"Tempted," suggested Mayne drily. But he pushed a chair for his discourteous guest, and got down the tobacco-jar. "No man can fight the flesh and win, if he's living in idleness," he said reflectively, standing before the hearth and filling his pipe. "But there's another consideration. Do you realise that we are on the brink of war?"

"Kruger, perhaps."

"Steyn, too. You heard the news the other day? All the men ordered out on commando. What does that mean? The Orange Free State is going in against England."

"Well, they can fight their own blank battles without my help."

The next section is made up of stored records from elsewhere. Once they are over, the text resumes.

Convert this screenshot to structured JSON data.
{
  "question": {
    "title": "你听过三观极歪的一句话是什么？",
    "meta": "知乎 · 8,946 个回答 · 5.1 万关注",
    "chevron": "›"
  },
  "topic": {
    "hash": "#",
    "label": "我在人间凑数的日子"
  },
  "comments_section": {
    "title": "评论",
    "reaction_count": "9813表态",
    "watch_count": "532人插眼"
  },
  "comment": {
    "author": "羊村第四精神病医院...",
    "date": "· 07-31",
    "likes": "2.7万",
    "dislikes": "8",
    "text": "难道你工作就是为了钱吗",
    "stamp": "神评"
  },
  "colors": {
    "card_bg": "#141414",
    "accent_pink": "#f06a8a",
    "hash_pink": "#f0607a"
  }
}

"That's rubbish, Mestaer. You'll have to fight on one side or the other. Now is the time to show yourself an Englishman. England wants men. They think at home that this war is to be a walk over. You and I know better. Go and enlist. There's a career for you."

"I'll be d—d if I do."

"That's a condition that seems to me far more likely to supervene if you don't," was the temperate reply.

Bert laid down his miserable head upon his arms.

"You don't see, and I can't explain," he said haltingly, "that it's not a thing—not a question of what you call the flesh. If there's such a thing as spirit anywhere in me, I've put it all in my love for her. If you take her away, I shall go to the devil."

"If I take her away! My dear chap, you cannot seriously mean to pretend that you think Millie wants to marry you?"